The q _max is another main parameter when considering the use of biomass for removal of metal ions. The q _max (mg g⁻¹ at pH 4.5) follow a sequence identical to that for K _A: Pb(II) >Cu(II) >Cd(II) ≈ Zn(II). If we consider the values at the optimum pH, the order becomes Pb(II) >Cu(II) ≈Zn(II) >Cd(II). These results agree with those reported in ref. [23] for Aspergillus oryzae (Pb(II) >Cu(II) >Cd(II) ≈Zn(II)), in ref. [41] for Sphaerotilus natans (Pb(II) >Cu(II) >Zn(II) >Cd(II)) and in ref. [33] for Nocardia sp. (Pb(II) >Cu(II) >Cd(II)). Some authors have also made a comparison of q _max with other materials, including active sludge [43] and active carbon [44] and reported similar sequences.

A significant correlation was also found between q _max and β _M(OH). The regression equation at pH 4.5 is q _max=25.00+9.24×10⁻⁵ β _M(OH). The amount of explained variance is 96.2% and the regression is statistically significant at an a posteriori confidence level p=0.019, so the effect of the acidity of cations as a prime ruling factor is again highlighted.

As the pH is an easily controllable experimental parameter, the strong dependence of the retention on it opens many possibilities for the use of the freeze-dried Pseudomonas Putida biomass in the separation of the studied metals. On an analytical scale, the biomass could be used to preconcentrate trace metals prior to their analysis, whereas on an industrial scale, biomass could be used for depuration of polluted effluents.

Conclusions

• Inactive freeze-dried Pseudomonas Putida has been shown to be able to accumulate Cd(II), Cu(II), Pb(II) and Zn(II) at mg L⁻¹ concentration level, with considerably high capacities.

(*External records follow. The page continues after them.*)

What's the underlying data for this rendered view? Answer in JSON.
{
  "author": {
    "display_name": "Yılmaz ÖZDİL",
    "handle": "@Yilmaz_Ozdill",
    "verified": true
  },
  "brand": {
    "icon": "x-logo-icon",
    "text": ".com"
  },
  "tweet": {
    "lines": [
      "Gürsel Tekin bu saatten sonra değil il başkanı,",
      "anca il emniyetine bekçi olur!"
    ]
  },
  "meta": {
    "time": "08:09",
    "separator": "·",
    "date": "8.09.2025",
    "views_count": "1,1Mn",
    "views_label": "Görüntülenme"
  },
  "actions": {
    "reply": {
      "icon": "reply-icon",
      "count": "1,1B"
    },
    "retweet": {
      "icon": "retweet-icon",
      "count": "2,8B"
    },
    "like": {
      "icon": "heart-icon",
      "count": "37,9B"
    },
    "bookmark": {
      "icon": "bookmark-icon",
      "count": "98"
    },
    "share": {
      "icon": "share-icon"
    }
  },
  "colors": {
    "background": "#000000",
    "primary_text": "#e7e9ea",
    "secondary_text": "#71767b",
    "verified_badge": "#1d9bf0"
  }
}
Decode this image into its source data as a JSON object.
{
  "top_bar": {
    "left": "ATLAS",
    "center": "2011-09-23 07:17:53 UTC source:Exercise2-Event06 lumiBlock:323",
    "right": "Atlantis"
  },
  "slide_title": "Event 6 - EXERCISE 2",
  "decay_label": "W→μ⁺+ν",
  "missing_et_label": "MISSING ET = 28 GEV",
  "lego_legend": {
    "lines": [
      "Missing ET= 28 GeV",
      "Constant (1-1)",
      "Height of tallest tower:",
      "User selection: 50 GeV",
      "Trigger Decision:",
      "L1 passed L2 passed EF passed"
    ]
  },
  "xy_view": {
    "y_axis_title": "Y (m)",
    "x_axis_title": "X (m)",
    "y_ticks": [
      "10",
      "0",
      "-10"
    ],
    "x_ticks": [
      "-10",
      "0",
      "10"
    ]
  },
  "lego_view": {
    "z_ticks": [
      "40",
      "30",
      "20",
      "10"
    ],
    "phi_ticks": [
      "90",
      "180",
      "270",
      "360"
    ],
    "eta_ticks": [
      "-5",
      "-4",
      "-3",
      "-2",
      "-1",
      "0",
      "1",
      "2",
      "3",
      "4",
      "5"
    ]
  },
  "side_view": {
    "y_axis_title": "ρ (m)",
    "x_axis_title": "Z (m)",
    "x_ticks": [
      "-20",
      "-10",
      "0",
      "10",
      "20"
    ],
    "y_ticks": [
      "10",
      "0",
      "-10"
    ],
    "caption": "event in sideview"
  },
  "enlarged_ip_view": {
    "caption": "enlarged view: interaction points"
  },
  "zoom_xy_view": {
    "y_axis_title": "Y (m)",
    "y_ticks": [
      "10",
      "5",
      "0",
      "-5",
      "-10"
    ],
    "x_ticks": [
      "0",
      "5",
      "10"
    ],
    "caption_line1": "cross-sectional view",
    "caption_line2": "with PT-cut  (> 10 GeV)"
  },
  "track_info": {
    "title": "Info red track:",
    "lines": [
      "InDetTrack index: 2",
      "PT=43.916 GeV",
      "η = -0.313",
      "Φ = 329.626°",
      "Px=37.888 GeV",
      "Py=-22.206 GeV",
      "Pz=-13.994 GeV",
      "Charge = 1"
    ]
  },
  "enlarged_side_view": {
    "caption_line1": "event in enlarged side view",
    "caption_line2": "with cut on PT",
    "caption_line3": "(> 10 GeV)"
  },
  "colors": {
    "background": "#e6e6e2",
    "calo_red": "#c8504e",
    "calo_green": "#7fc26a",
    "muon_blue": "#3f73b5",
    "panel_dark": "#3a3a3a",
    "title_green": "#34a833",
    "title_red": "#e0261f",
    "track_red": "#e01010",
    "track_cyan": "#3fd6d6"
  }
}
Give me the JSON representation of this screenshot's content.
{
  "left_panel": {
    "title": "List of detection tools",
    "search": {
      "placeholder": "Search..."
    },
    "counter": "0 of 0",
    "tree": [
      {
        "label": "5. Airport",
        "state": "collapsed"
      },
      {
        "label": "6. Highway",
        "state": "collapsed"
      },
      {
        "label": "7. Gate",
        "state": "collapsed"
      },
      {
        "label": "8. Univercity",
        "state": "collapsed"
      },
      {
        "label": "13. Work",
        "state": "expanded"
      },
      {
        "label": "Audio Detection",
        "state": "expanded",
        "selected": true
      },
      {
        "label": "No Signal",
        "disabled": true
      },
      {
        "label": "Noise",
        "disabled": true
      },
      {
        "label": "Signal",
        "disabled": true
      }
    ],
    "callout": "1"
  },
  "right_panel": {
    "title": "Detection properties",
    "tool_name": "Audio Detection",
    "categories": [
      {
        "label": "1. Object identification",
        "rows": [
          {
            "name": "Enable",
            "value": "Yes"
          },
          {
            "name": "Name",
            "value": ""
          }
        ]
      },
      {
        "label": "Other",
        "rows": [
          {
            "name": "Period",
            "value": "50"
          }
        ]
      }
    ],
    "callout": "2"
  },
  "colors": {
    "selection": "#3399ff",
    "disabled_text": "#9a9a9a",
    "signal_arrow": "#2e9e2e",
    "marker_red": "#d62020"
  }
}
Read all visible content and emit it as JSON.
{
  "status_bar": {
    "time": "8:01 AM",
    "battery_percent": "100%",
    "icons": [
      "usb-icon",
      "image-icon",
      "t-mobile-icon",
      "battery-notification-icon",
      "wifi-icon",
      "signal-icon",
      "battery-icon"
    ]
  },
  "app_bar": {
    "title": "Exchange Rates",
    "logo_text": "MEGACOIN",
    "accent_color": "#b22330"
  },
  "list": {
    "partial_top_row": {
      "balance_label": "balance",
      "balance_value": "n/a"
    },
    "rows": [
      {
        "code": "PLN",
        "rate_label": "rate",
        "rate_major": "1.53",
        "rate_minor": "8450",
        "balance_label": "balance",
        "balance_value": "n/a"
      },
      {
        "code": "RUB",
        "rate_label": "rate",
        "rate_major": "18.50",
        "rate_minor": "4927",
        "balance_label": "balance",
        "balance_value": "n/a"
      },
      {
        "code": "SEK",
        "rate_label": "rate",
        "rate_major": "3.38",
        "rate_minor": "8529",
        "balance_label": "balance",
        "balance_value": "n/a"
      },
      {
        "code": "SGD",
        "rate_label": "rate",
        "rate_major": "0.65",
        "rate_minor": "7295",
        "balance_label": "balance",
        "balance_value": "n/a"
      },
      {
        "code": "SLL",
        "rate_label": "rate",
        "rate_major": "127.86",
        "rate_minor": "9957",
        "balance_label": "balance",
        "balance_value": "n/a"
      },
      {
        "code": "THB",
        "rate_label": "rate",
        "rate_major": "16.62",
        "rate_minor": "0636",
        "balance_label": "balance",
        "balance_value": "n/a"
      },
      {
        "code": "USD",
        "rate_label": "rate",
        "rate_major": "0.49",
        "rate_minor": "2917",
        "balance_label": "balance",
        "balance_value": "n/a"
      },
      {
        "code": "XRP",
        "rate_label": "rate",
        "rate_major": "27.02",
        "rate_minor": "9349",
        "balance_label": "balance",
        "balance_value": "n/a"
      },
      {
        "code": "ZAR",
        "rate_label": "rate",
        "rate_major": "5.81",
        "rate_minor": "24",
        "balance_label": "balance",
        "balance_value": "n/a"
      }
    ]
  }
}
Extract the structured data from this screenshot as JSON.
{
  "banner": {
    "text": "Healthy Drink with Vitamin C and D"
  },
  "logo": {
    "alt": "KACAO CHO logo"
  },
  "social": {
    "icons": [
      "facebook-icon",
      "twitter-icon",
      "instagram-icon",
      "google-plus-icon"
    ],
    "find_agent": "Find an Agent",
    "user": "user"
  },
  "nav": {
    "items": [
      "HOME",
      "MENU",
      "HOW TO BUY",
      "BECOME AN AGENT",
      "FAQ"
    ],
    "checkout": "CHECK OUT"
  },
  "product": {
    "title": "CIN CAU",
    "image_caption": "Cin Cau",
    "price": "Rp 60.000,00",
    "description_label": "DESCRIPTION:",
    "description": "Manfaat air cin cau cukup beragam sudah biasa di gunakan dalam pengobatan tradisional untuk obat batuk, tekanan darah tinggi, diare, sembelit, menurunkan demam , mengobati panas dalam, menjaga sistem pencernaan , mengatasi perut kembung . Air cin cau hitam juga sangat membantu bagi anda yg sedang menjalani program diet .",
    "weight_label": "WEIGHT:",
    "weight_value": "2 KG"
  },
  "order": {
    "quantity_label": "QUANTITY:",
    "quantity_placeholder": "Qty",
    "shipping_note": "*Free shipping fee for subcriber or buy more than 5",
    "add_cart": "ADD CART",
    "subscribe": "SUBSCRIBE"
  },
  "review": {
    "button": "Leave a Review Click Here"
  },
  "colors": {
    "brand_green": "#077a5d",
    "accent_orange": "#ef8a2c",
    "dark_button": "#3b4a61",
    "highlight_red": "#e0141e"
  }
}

• More than 80% of metal ions were rapidly removed in less than 5 min contact time.

• Results also demonstrate that pH is a factor with a main implication in these processes. For the four heavy metals studied, the maximum retention was achieved at pH values ranging from 5.0 to 7.5.

• The Langmuir model can adequately represent the distribution of the metals between the solution and the solid biomass. The conditional constants, K _A and q _max, derived from least-squares fits can be used to quantify metal adsorption.

• There is a strong correlation between acidity of the metals (quantified by β _M(OH)) and the Langmuir parameters K _A and q _max. The regression equations could be used to predict values for K _A and q _max for other metal ions and the biomass studied.

• Finally, the results also suggest that inactive Pseudomonas Putida could be used as a basis for the preconcentration and/or isolation of the studied metals on analytical or industrial scales.